Leonard Leo is hated on the left because he is effective. Even more offensive to the Left, he fights back with tools and weapons the Left has long wielded alone. Now, he’s being subjected to an investigation by his own competition.
The Federalist Society has been one of the great success stories among right-leaning institutions. In the four decades since its founding, it elevated and evangelized originalist and textualist ideas about the interpretation of law — and did so by eschewing activism in favor of open debate and networking. The result was not only a growing body of scholarship and public acceptance of the premises of originalist and textualist analysis, but also a pipeline of talented candidates for the bench prepared to put those ideas into practice in restoring the rule of democratically written law.
But politics is not all high-minded debate. When the names of those candidates were sent up to Capitol Hill, they were regularly met with well-funded and organized public-relations campaigns against them. The tip of the spear for those campaigns were elected officials, media outlets, and the organized bar. Behind the scenes, however, there was also a lot of money for TV and radio ads, sign-holding protesters, and even public-relations firms to represent witnesses with accusations to make against judicial nominees. Much of the financing for these efforts was routed through a “dark money” group, Arabella Advisors, and its network of affiliates. For years, nothing of the sort existed on the right to respond.
A lot of people complained about this asymmetry. Leo decided to do something about it. Because the Federalist Society, with which he was long associated, was not in the activism business, Leo began raising money to build a parallel infrastructure to defend conservative judicial nominees and criticize liberal and progressive nominees, as well as promote other conservative causes.
This inevitably entailed setting up new organizations to operate within the Byzantine legal structure of the nonprofit advocacy world. There is nothing unusual about any of this: Numerous left-wing nonprofits do, too. One of them, styling itself Campaign for Accountability, was launched from the Arabella network and continues to benefit from that network and its contacts for its fundraising.

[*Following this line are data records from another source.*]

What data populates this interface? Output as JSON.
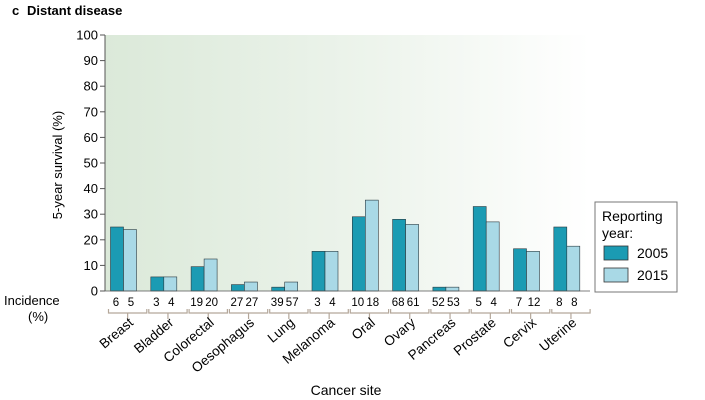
{
  "panel_letter": "c",
  "panel_title": "Distant disease",
  "incidence_label_line1": "Incidence",
  "incidence_label_line2": "(%)",
  "legend_title_line1": "Reporting",
  "legend_title_line2": "year:",
  "colors": {
    "s2005": "#1b9bb3",
    "s2015": "#a9d9e6",
    "bg_left": "#dbe9d9",
    "bg_right": "#ffffff",
    "bracket": "#b4a79a",
    "axis": "#555555"
  },
  "chart_data": {
    "type": "bar",
    "title": "Distant disease",
    "xlabel": "Cancer site",
    "ylabel": "5-year survival (%)",
    "ylim": [
      0,
      100
    ],
    "yticks": [
      0,
      10,
      20,
      30,
      40,
      50,
      60,
      70,
      80,
      90,
      100
    ],
    "grid": false,
    "legend_position": "right",
    "categories": [
      "Breast",
      "Bladder",
      "Colorectal",
      "Oesophagus",
      "Lung",
      "Melanoma",
      "Oral",
      "Ovary",
      "Pancreas",
      "Prostate",
      "Cervix",
      "Uterine"
    ],
    "series": [
      {
        "name": "2005",
        "values": [
          25,
          5.5,
          9.5,
          2.5,
          1.5,
          15.5,
          29,
          28,
          1.5,
          33,
          16.5,
          25
        ]
      },
      {
        "name": "2015",
        "values": [
          24,
          5.5,
          12.5,
          3.5,
          3.5,
          15.5,
          35.5,
          26,
          1.5,
          27,
          15.5,
          17.5
        ]
      }
    ],
    "incidence": [
      [
        "6",
        "5"
      ],
      [
        "3",
        "4"
      ],
      [
        "19",
        "20"
      ],
      [
        "27",
        "27"
      ],
      [
        "39",
        "57"
      ],
      [
        "3",
        "4"
      ],
      [
        "10",
        "18"
      ],
      [
        "68",
        "61"
      ],
      [
        "52",
        "53"
      ],
      [
        "5",
        "4"
      ],
      [
        "7",
        "12"
      ],
      [
        "8",
        "8"
      ]
    ]
  }
}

Campaign for Accountability has targeted Leo, alleging that consulting fees paid by Leo’s nonprofits to other for-profit groups he operates are improper. There is no pretense that such consulting arrangements are unusual in this space. But Campaign for Accountability found a willing client in D.C. attorney general Brian Schwalb, who has dutifully launched an investigation that seeks information about Leo’s network — information valuable to the left-leaning activist journalists who have produced reams of hit pieces in the past few months. Senate Judiciary Committee Democrats, led by Dick Durbin and Sheldon Whitehouse, are pursuing a separate investigation of Leo.
In each case, the aims are to impose the costs of the process on Leo, to blacken his reputation, and to gain intelligence on his activities. Schwalb’s interests are apparent: In addition to being an elected Democrat in the bluest jurisdiction in the country, he was previously the partner-in-charge of the home office of a law firm that represented Arabella organizations. His chief deputy, Seth Rosenthal, was formerly legal director of the Alliance for Justice, one of the groups Leo sought to counter.
Investigations of this nature aren’t just an abuse of the legal process and an abuse of D.C.’s jurisdiction over the national capital. They’re also a cheap and shabby way to divert resources and distract the electorate from Schwalb’s own dismal record fighting the kinds of violent crime that plague the residents of his city. But locking up carjackers won’t get you headlines in Politico or the gratitude of your party’s activist and donor class.
(Disclosure: National Review Institute has received grant money from this nonprofit network.)